Microbial synthesis of poly(beta-hydroxyalkanoates) containing fluorinated side-chain substituents

The preparation of novel fluorinated poly(beta-hydroxyalkanoates), PHAs, was carried out using Pseudomonas oleovorans (ATCC 29347) and Pseudomonas putida (KT 2442) as biocatalysts. These organisms were first grown on 40 mM sodium citrate prior to studying polymer formation in the second stage using 1:1 molar mixtures of nonanoic acid (NA) and fluorinated acid cosubstrates. The following fluoro acids were synthesized and used in this study: 6,6,6-trifluorohexanoic acid (TFHxA), 6,6,7,7,8,8,8-heptafluorooctanoic acid (HpFOA), 6,6,7,7,8,8,9,9,9-nonafluorononanoic acid (INFNA), and 6,6,7,7,8,8,9,9, 10,10,11,11,11-tridecafluoroundecanoic acid (TDFUDA). In general, the use of NA/fluoro acid cosubstrate mixtures instead of only NA in second-stage cultivations resulted in little to no cellular toxicity as measured by values of colony-forming units per milliliter.
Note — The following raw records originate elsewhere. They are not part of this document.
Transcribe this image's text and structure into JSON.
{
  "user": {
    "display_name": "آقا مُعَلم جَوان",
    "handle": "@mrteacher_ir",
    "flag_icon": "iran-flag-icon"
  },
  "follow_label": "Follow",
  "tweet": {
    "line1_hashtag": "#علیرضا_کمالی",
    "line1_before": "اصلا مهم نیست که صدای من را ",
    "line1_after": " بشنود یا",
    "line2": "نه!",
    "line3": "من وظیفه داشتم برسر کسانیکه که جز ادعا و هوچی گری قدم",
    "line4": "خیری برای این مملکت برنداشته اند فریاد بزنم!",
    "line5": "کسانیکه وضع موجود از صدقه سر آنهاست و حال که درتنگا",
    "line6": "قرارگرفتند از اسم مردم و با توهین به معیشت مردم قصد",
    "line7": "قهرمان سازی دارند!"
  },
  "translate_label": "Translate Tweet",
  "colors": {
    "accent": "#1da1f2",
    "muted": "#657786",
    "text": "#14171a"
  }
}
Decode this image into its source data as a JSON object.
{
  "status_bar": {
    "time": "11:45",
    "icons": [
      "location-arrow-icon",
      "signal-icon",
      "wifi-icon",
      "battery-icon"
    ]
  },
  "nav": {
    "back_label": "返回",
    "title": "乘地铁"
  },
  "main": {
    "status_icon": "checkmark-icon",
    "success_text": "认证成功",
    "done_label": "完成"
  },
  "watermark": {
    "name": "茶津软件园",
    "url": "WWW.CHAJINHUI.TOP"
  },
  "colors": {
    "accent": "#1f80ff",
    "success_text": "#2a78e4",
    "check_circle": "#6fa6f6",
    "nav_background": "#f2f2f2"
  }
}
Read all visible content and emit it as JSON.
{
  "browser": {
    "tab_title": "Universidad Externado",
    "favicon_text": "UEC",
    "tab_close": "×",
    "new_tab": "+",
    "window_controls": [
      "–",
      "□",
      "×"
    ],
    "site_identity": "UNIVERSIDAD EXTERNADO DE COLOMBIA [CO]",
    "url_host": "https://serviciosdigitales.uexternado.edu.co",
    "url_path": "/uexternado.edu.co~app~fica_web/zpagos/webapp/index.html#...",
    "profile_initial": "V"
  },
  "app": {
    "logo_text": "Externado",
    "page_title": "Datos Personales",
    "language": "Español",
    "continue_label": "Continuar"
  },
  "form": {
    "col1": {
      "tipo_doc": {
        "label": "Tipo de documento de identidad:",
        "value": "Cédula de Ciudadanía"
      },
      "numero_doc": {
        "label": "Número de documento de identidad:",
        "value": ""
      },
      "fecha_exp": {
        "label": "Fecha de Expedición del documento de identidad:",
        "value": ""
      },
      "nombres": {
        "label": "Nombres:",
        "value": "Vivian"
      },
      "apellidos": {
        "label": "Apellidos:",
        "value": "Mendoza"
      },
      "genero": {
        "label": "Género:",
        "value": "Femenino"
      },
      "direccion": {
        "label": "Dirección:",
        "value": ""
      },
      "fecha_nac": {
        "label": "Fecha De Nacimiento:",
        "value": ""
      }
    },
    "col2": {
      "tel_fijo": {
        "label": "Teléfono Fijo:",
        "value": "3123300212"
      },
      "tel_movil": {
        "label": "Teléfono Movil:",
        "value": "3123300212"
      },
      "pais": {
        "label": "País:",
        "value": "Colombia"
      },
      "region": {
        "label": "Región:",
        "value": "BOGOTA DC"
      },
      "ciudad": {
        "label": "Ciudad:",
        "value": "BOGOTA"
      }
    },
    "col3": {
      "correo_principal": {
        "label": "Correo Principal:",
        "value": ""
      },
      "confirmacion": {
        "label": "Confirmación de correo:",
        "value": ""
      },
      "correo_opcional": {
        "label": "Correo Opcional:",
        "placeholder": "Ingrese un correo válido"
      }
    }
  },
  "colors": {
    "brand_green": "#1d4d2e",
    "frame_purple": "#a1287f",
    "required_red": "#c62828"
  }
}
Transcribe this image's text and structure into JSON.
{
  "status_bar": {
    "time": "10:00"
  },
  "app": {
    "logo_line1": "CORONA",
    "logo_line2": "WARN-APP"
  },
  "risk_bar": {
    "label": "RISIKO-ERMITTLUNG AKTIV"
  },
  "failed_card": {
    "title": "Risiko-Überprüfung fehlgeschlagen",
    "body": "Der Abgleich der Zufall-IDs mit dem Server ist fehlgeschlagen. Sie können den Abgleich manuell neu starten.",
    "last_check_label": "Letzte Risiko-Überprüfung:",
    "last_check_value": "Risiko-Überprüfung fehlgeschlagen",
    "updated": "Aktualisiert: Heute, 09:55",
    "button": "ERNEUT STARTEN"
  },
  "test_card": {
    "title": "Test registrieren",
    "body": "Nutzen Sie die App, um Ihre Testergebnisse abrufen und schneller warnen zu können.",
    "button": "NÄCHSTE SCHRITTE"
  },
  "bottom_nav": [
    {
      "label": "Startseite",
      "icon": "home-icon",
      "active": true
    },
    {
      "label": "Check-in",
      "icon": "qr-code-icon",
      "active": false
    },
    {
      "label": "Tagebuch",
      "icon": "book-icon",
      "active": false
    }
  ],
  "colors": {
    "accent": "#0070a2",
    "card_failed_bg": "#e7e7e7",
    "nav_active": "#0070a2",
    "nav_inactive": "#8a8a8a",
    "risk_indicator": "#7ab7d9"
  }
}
The mol percent incorporations of fluorinated side chains was determined by H-1 and F-19 NMR spectroscopies, and peak assignments were made using two-dimensional reverse-detected heteronuclear multiplet quantum correlation (HMQC) as well as H-1-H-1 correlation spectroscopy (COSY). P. putida formed PHA after a 3-day second-stage cultivation time with 17.3 mol % fluorinated side chains using NA/NFNA as cosubstrates. For shorter second-stage cultivation times (1 day) where product yields were relatively higher, 0.3 g/L of product was formed that contained 6.4 mol % fluoroalkanoate side groups using P. oleovorans as the biocatalyst and NA/HpFOA as cosubstrates. The incorporation of 12.4 mol % fluoroalkanoate repeat units resulted in products which showed melting at higher temperatures (55-80 degrees C), crystallized at faster rates from the melt, and had higher heats of fusion. Investigation of the surface free energy of products by surface contact angle measurements showed only a modest increase from 87 to 94 degrees for PHAs containing 0 and 17.3 mol % fluorinated side chains.